Paul Hunter said that he wanted “government cheese” to transmit what is to be part of a black family, like his, who challenges the wait: “We just stayed in our own world.”
(Apple)
He compared the characters to the Addams family. “It is this group of people in their own world, and I wanted to express the feeling of being different from what people thought as we should be, especially as blacks,” he added.
Oyelowo, also an executive producer, has a ready-made description: “It is an absurd parabolic surreal family comedy,” he said in an interview. (“David has a lot of words”, joked Carr in a separate interview.) In an episode, while Astoria looks at a commercial coffee typical of the time, the housewife on the television appears in the family house of Chambers. Astoria offers a criticism of the domestic submission of the coffee woman. “Coffee is a metaphor to take care of your husband,” replies the unexpected visitor.
Carr, who was also a writer and producer on “The Carmichael Show“, Was struck by Hunter's instinct for bringing written ideas to visual life.” I come from this place to be a writer and to be invested in history and character, “she said.” He really opened my eyes to the way of telling more visually stories. He's just a very visually beautiful human.
Hunter previously led a functionality, “Ball test monk“(2003), which he found unsatisfactory.” I was quite young, and I didn't really have a voice in it, “he said. He made his name with clips and advertisements, including a Venerated Nike Spot, “freestyle”, which skillfully mixes the rhythms of basketball and hip-hop. But he continued to think in images on the big screen, even when he had the chance to do “government cheese” for the small screen.

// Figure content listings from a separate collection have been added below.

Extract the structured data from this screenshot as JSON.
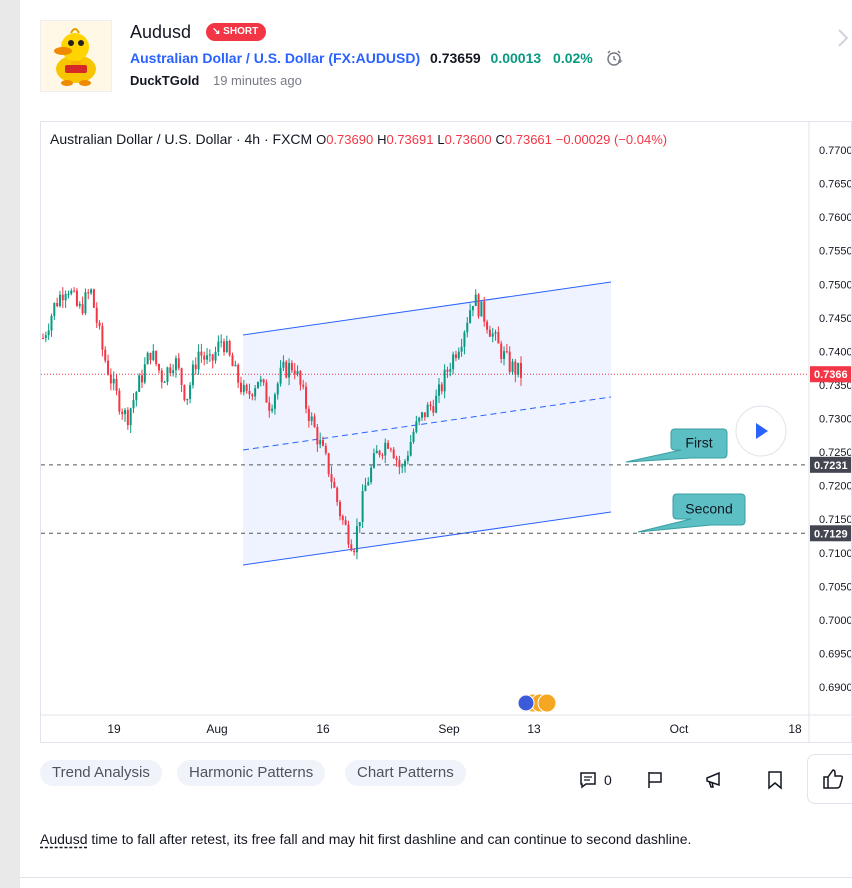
{
  "header": {
    "title": "Audusd",
    "badge": "SHORT",
    "symbol_name": "Australian Dollar / U.S. Dollar",
    "symbol_code": "(FX:AUDUSD)",
    "price": "0.73659",
    "change": "0.00013",
    "change_pct": "0.02%",
    "author": "DuckTGold",
    "time_ago": "19 minutes ago"
  },
  "chart": {
    "legend_title": "Australian Dollar / U.S. Dollar · 4h · FXCM",
    "o_label": "O",
    "o": "0.73690",
    "h_label": "H",
    "h": "0.73691",
    "l_label": "L",
    "l": "0.73600",
    "c_label": "C",
    "c": "0.73661",
    "chg": "−0.00029 (−0.04%)",
    "annotation_first": "First",
    "annotation_second": "Second",
    "price_tag_current": "0.7366",
    "price_tag_first": "0.7231",
    "price_tag_second": "0.7129"
  },
  "chart_data": {
    "type": "candlestick",
    "y_ticks": [
      "0.7700",
      "0.7650",
      "0.7600",
      "0.7550",
      "0.7500",
      "0.7450",
      "0.7400",
      "0.7350",
      "0.7300",
      "0.7250",
      "0.7200",
      "0.7150",
      "0.7100",
      "0.7050",
      "0.7000",
      "0.6950",
      "0.6900"
    ],
    "ylim": [
      0.688,
      0.772
    ],
    "x_ticks": [
      "19",
      "Aug",
      "16",
      "Sep",
      "13",
      "Oct",
      "18"
    ],
    "price_path": [
      0.742,
      0.747,
      0.75,
      0.746,
      0.749,
      0.74,
      0.734,
      0.73,
      0.735,
      0.74,
      0.736,
      0.739,
      0.733,
      0.74,
      0.738,
      0.742,
      0.737,
      0.733,
      0.736,
      0.732,
      0.737,
      0.738,
      0.732,
      0.727,
      0.722,
      0.715,
      0.711,
      0.72,
      0.725,
      0.727,
      0.722,
      0.728,
      0.731,
      0.733,
      0.738,
      0.742,
      0.748,
      0.745,
      0.741,
      0.738,
      0.7366
    ],
    "levels": {
      "current": 0.7366,
      "first": 0.7231,
      "second": 0.7129
    }
  },
  "tags": [
    "Trend Analysis",
    "Harmonic Patterns",
    "Chart Patterns"
  ],
  "comments_count": "0",
  "description": {
    "symbol": "Audusd",
    "text": " time to fall after retest, its free fall and may hit first dashline and can continue to second dashline."
  },
  "colors": {
    "accent": "#2962ff",
    "short": "#f23645",
    "positive": "#089981",
    "annotation": "#5cbfc4"
  }
}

“We have 10 episodes, and I thought we might make them as short films and make them connect in an interesting way,” he said. He found an inspiration on the colors on the old Polaroid photographs: “The way the sun rises in the valley, it wash the buildings. All the painting fades.”
In real life, government cheese was the name of a transformed cheese given to low -income Americans, food banks and schools thanks to a program started in the 1950s. This can mean poverty, but, as Oyelowo points out, this can also suggest ingenuity, the ability to create and improvise something new and unexpected.
If that describes Hampton Chambers, he also describes Paul Hunter.